Accuracy in Media

Led by the New York Times, the U.S. media have made a major scandal out of the Bush administration’s using Video News Releases, VNRs, to get its message out. The VNRs were called “propaganda” and “illegal.” But the same thing was done under President Clinton. And we haven’t seen any outrage over the United Nations doing the same thing on a global scale. The U.N. recently sent 30 of their “audio-visual professionals” to a major media forum in Cannes, France, to promote U.N. productions and come up with new ways to manipulate the media. That includes VNRs.

The U.N. highlighted this new initiative in a release headlined, “UN seeks higher global media profile through Cannes TV programming market.” The U.N. team to France is being led by Under-Secretary-General for Communications and Public Information Shashi Tharoor.

“United Nations Multimedia” is already a special category of its own on the U.N. web site. This covers U.N. television, radio, and other features. One of them is “Video News Releases,” the same kind of thing the Bush Administration has been criticized for disseminating.

The U.N. distributes these VNRs through something called UNIFEED. The U.N. describes it as a 10-minute weekday satellite video news service provided through the Associated Press Television’s Global Video Wire that reaches more than 500 broadcasters worldwide.  This service is described as providing journalists around the world with pictures and stories about the U.N. UNIFEED

Here’s the official description: “UNIFEED delivers to the world’s broadcasters stories produced by several UN agencies and programs. The 10-minute UNIFEED transmission features professionally-shot stories and expert interviews on a variety of international issues, often featuring countries rarely visited by broadcast journalists. The stories focus on pressing international issues such as HIV/AIDS, conflict resolution, poverty and the environment and highlight efforts by the UN and its agencies to tackle them.”

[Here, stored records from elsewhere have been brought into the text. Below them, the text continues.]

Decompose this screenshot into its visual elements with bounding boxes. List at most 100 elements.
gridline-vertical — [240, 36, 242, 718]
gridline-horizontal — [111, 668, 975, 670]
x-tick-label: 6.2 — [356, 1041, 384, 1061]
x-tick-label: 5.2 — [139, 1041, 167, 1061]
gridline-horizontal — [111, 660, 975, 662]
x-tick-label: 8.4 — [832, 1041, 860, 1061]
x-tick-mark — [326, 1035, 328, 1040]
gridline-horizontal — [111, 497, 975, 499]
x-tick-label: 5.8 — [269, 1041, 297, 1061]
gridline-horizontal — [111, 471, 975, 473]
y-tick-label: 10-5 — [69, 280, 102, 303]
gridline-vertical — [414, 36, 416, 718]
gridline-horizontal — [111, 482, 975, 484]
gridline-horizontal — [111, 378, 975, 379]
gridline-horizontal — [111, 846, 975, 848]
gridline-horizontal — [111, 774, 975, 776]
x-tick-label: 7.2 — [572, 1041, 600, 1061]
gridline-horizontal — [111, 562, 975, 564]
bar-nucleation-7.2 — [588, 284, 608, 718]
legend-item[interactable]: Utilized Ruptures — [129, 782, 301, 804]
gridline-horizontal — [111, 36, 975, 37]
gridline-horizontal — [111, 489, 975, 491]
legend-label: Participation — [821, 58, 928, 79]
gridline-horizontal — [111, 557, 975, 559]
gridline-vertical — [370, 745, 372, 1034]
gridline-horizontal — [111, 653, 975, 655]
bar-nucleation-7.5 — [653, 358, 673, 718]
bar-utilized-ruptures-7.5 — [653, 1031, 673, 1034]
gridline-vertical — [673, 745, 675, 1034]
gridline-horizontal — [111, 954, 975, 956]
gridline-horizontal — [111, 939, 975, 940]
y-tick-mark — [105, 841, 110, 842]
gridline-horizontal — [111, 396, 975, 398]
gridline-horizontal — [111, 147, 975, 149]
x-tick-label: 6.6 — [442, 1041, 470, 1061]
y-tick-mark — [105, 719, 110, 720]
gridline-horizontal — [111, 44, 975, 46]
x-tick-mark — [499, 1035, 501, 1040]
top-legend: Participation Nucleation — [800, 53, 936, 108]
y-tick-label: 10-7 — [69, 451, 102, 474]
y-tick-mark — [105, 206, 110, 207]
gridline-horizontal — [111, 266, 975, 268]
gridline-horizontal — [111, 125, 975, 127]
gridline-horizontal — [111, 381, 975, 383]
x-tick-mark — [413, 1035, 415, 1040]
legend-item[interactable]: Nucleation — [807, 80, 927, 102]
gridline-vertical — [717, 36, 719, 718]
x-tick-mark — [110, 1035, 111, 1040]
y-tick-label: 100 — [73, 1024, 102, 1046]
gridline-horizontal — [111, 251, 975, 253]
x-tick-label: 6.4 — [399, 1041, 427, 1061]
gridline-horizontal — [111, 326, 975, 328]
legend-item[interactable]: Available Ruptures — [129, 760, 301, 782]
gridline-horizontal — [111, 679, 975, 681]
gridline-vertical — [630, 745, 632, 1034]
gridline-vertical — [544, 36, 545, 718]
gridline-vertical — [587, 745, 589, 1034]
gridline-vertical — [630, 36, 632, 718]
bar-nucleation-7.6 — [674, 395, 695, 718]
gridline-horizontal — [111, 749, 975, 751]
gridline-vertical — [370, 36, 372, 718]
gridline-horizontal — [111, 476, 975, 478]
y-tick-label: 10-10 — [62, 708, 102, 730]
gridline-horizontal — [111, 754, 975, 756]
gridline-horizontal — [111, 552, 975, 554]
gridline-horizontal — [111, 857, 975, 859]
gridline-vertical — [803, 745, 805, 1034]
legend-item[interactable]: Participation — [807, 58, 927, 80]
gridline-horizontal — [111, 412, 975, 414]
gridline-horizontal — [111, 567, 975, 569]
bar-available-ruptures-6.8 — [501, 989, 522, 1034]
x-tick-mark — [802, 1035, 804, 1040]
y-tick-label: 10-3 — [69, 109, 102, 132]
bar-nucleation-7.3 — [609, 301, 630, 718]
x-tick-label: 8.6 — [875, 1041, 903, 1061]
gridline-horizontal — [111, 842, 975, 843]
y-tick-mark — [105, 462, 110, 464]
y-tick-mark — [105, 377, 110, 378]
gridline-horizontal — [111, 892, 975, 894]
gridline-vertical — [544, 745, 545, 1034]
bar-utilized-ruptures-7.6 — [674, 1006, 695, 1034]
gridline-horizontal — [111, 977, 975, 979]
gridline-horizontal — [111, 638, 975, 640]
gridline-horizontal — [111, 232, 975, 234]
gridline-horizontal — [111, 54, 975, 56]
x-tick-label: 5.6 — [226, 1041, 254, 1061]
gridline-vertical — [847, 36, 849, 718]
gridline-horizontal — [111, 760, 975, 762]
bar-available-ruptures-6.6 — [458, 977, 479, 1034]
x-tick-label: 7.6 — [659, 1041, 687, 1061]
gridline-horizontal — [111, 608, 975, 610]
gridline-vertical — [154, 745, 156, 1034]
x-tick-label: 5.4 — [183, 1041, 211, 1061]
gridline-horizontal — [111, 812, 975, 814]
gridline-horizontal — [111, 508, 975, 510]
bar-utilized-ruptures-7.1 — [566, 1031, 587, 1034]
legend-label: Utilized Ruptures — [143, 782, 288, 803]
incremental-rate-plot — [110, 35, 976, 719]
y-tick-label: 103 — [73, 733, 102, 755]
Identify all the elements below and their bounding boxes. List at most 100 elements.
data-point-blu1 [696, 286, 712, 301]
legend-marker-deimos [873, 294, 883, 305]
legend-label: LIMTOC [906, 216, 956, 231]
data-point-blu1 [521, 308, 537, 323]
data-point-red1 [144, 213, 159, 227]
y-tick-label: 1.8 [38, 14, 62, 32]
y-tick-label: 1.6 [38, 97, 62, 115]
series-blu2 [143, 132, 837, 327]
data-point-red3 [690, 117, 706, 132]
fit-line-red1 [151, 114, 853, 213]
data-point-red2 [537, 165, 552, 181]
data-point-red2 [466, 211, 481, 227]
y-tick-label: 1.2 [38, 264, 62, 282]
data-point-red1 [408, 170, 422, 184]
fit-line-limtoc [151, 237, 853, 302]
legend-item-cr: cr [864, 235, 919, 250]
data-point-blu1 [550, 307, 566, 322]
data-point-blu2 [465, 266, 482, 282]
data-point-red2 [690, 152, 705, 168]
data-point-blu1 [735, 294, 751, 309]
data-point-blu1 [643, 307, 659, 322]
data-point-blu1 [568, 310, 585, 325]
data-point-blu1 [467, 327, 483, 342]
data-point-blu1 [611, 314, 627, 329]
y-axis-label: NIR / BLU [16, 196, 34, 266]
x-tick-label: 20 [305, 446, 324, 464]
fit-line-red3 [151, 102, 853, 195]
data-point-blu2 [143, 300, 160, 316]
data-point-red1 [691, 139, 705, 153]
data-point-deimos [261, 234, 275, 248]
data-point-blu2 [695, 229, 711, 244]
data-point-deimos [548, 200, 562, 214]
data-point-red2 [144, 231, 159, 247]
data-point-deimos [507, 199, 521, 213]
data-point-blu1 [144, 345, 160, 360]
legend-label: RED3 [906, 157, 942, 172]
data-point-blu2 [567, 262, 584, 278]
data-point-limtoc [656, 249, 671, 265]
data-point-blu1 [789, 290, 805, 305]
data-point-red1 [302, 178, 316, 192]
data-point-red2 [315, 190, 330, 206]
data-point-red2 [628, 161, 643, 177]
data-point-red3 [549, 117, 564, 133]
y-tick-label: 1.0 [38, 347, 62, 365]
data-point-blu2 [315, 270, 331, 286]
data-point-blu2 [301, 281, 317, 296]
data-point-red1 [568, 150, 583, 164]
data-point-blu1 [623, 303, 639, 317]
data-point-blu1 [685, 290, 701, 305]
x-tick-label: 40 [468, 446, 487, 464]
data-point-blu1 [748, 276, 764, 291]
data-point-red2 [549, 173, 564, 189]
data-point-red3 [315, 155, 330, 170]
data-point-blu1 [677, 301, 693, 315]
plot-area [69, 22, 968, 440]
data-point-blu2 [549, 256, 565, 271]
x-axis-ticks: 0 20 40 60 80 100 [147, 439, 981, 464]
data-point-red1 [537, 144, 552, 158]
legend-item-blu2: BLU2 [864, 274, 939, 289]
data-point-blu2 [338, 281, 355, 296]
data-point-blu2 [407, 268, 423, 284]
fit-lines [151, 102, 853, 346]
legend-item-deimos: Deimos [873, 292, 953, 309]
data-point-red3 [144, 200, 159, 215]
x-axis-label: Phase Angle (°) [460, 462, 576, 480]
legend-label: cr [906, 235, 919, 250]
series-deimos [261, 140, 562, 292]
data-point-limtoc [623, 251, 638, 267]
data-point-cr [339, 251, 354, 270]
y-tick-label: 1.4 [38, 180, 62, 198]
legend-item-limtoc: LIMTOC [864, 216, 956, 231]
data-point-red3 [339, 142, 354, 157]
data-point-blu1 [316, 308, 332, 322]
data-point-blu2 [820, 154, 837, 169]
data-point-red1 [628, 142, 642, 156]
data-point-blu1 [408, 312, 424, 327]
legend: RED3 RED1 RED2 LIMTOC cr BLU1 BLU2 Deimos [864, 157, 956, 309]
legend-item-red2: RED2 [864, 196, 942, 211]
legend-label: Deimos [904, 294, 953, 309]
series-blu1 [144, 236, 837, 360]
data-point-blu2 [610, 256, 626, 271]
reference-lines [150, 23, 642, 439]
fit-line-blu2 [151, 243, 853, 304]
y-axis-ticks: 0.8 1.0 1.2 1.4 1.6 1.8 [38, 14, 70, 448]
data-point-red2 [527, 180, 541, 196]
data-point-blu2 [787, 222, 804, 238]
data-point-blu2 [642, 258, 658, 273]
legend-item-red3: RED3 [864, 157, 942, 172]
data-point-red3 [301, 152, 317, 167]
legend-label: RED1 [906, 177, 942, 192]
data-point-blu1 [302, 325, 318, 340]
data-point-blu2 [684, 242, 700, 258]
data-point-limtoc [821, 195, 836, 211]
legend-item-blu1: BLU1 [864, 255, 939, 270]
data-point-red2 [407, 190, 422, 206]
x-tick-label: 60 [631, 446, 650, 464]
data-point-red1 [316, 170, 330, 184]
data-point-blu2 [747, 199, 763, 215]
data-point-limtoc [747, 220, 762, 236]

UNIFEED goes on to say that, “We encourage broadcasters to use these stories ‘as is’ or to adapt them to their particular audiences. In many cases, we can provide additional background information and contacts for further interviews.”

One of  13 U.N. entities showing their productions at Cannes will be the U.N. Environment Program, which will showcase “Eco 4 the World,”  described as a half-hour 13-part television magazine show. UNEP’s targets in the past have included children. Its Environmental Sabbath program advised that children sit around a tree, hold hands, and meditate. UNEP also publishes children’s books. The latest, Theo and the Giant Plastic Ball, is described as “An Environmental Story for Children.”  It’s about a boy who makes a ball out of discarded plastic bags.

Other U.N. products include “Voices,” described as a series of TV spots asking the people of the world to urge Governments to meet the U.N.’s Millennium Development Goals. That means more foreign aid from the U.S.

One big focus of U.N. programming is HIV/AIDS. In the U.S., the U.N. has developed a partnership with MTV, which along with an alliance of cable networks in the United States called Cable Positive, “is using educational broadcasting to fight the spread of the disease.”

Cable Positive says it is the cable and telecommunications industry’s AIDS action organization and includes supporters from every major network and media publication in the U.S.

Educating people about HIV/AIDS sounds laudable. One problem is that the campaign has taken the form of advising people to get sometimes unreliable tests about HIV/AIDS. We examined that issue in a special AIM report. You can find that at:

Despite questions about the nature of this “educational” message, the U.N. says this initiative will be expanded and that “independent TV producers” will be proposing ideas for anti-HIV/AIDS programming to a jury chaired by MTV for instant decisions.

We will be waiting for the New York Times to denounce all of this as covert propaganda by the U.N.